On the road the past two weeks, I had several reminders and conversations about the importance of relationships in our education work. How critical is it for students to know that adults will connect with them AND how meaningful it is for administrators to build relationships with teachers?  I saw some great examples of trusting, respectful relationships and saw student faces light up because adults demonstrated their love and care for them.  Here are a couple of examples that I want to share…

I had an very thoughtful discussion with a superintendent about the qualities that he was looking for in a new administrator (he remains nameless only because this position is not filled yet).  As we talked about what the school needed and what he felt was most important, we circled back (actually, several times) to hiring someone who could truly take the time to build relationships with the staff.  He understand the value and need for a new principal to take the time to get to know staff and to truly listen.  Productive listening skills are a necessary leadership skill and finding ways to ensure that staff know we are listening and will respect and value their opinions goes a long way in building a positive school culture. We call it taking care of the staff so that they can feel good about taking care of the students.  We want teachers and support staff to come to work feeling valued and cared for and too many times, in my opinion, we do not pay enough attention to the culture that a leader does (or, unfortunately, does not, create). This superintendent is on the right track to make his district great… as he said… he wants to move from good to great because good isn’t good enough for his students.
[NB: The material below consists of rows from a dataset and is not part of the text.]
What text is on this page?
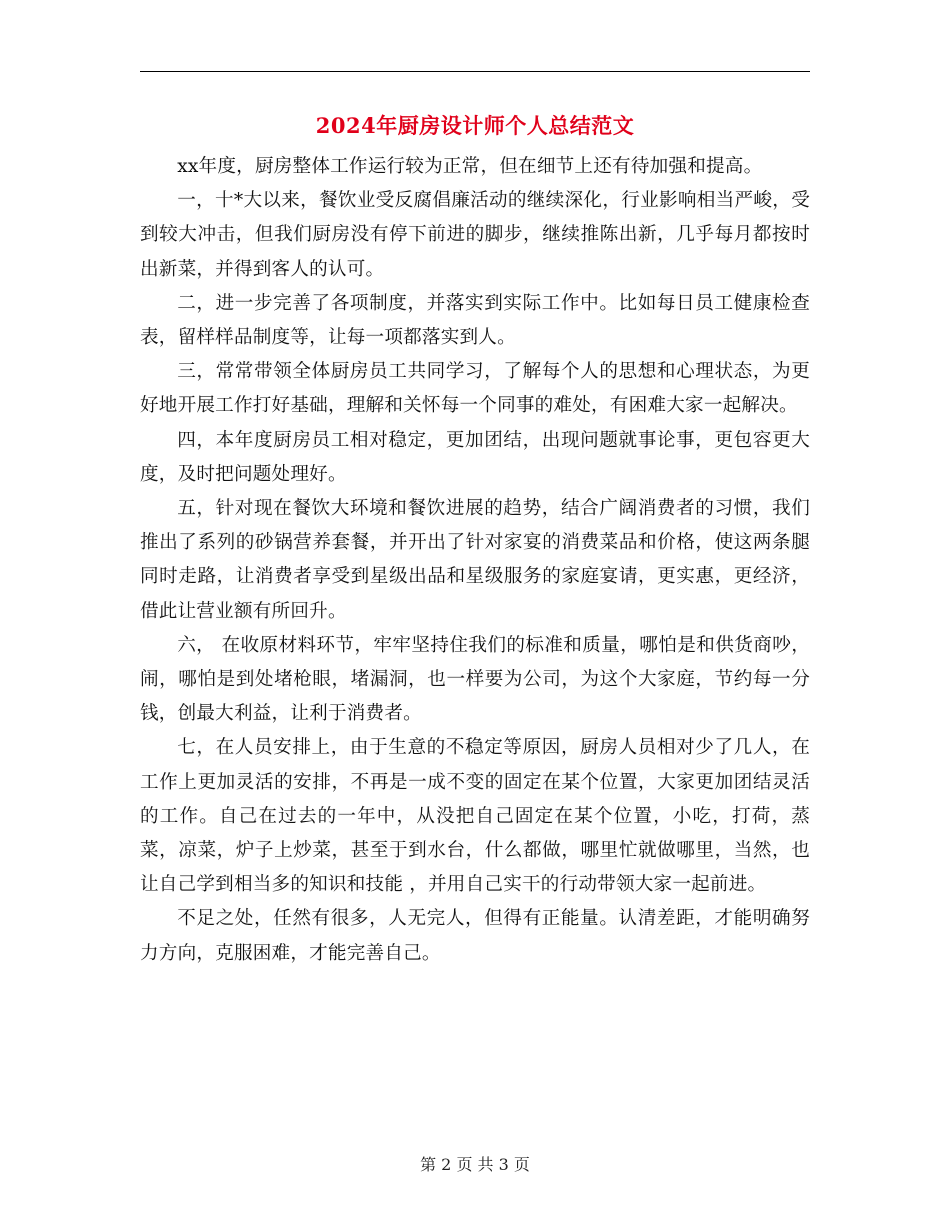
2024年厨房设计师个人总结范文

xx年度，厨房整体工作运行较为正常，但在细节上还有待加强和提高。

一，十*大以来，餐饮业受反腐倡廉活动的继续深化，行业影响相当严峻，受到较大冲击，但我们厨房没有停下前进的脚步，继续推陈出新，几乎每月都按时出新菜，并得到客人的认可。

二，进一步完善了各项制度，并落实到实际工作中。比如每日员工健康检查表，留样样品制度等，让每一项都落实到人。

三，常常带领全体厨房员工共同学习，了解每个人的思想和心理状态，为更好地开展工作打好基础，理解和关怀每一个同事的难处，有困难大家一起解决。

四，本年度厨房员工相对稳定，更加团结，出现问题就事论事，更包容更大度，及时把问题处理好。

五，针对现在餐饮大环境和餐饮进展的趋势，结合广阔消费者的习惯，我们推出了系列的砂锅营养套餐，并开出了针对家宴的消费菜品和价格，使这两条腿同时走路，让消费者享受到星级出品和星级服务的家庭宴请，更实惠，更经济，借此让营业额有所回升。

六， 在收原材料环节，牢牢坚持住我们的标准和质量，哪怕是和供货商吵，闹，哪怕是到处堵枪眼，堵漏洞，也一样要为公司，为这个大家庭，节约每一分钱，创最大利益，让利于消费者。

七，在人员安排上，由于生意的不稳定等原因，厨房人员相对少了几人，在工作上更加灵活的安排，不再是一成不变的固定在某个位置，大家更加团结灵活的工作。自己在过去的一年中，从没把自己固定在某个位置，小吃，打荷，蒸菜，凉菜，炉子上炒菜，甚至于到水台，什么都做，哪里忙就做哪里，当然，也让自己学到相当多的知识和技能 ，并用自己实干的行动带领大家一起前进。

不足之处，任然有很多，人无完人，但得有正能量。认清差距，才能明确努力方向，克服困难，才能完善自己。

第 2 页 共 3 页
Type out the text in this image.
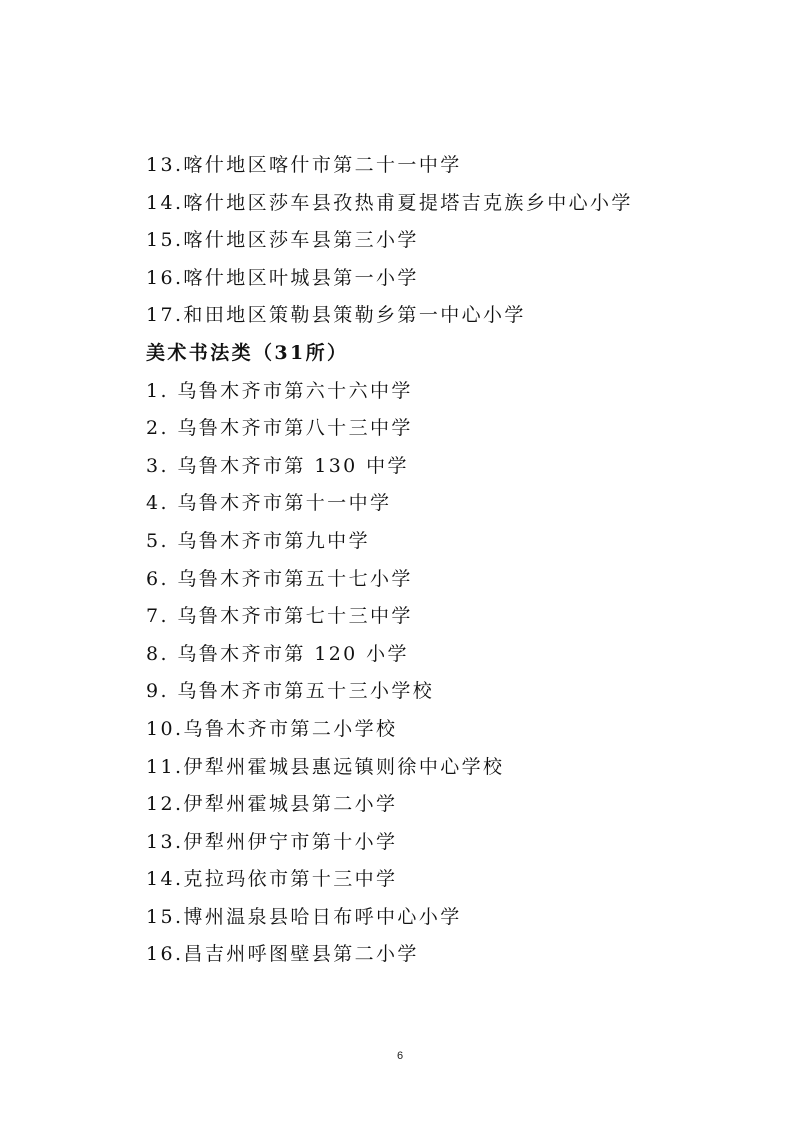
13.喀什地区喀什市第二十一中学
14.喀什地区莎车县孜热甫夏提塔吉克族乡中心小学
15.喀什地区莎车县第三小学
16.喀什地区叶城县第一小学
17.和田地区策勒县策勒乡第一中心小学
美术书法类（31所）
1. 乌鲁木齐市第六十六中学
2. 乌鲁木齐市第八十三中学
3. 乌鲁木齐市第 130 中学
4. 乌鲁木齐市第十一中学
5. 乌鲁木齐市第九中学
6. 乌鲁木齐市第五十七小学
7. 乌鲁木齐市第七十三中学
8. 乌鲁木齐市第 120 小学
9. 乌鲁木齐市第五十三小学校
10.乌鲁木齐市第二小学校
11.伊犁州霍城县惠远镇则徐中心学校
12.伊犁州霍城县第二小学
13.伊犁州伊宁市第十小学
14.克拉玛依市第十三中学
15.博州温泉县哈日布呼中心小学
16.昌吉州呼图壁县第二小学
6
In a second school in Arkansas, I had a chance to observe another school improvement coach in action.  Paula Maeker was working with teachers at an elementary school.  In every conversation,  the relationship of mutual trust that Paula had built with the teacher in her few short visits there was obvious to me. 9fVVRVL8QDyPInKWuxChngAmazingly enough, she had the same with many students in the school. One student in particular was misbehaving in class and Paula took the time to talk with the student and have him do some school work for her. His behavior quickly changed and he was fully engaged in his lesson…and it was good work. This kid went from the class problem to someone who could really perform.  Just like in this picture taken at the Beyer Watch and Clock Museum in Zurich, the parts that make up our students are complex and many.  Teachers who figure out the workings of their students, have much more success at meeting their learning needs.

My last stop on this two week road trip brought me tears and smiles. At Robert F Morehead Middle School in Arkansas, I was able to attend the Black History Month Program. Students performed dance, songs and read poems and several times I had tears in my eyes. There were beautiful, thoughtful and meaningful moments created by the students. The staff demonstrated their faith in these students by having them be the program. Several parents were there to watch and the smiles of pride and joy in their faces were priceless. I also had a chance to be at the school book fair and watch a young boy’s absolute excitement in picking out two complimentary books to take home to read. Adults were showing their belief in him and wrapping their arms around him with support and encouragement. His joy was our joy!

This week’s questions for reflection- How important are relationships in your work with staff and students? Do you need to think about your communication skills? What message are you sending with your interest (or lack of interest) in the people you work with? What might be a first step in improving your working and learning culture? Have a great week. I will see you in two weeks- this weekly blog is now a bi-weekly blog! Thanks for reading.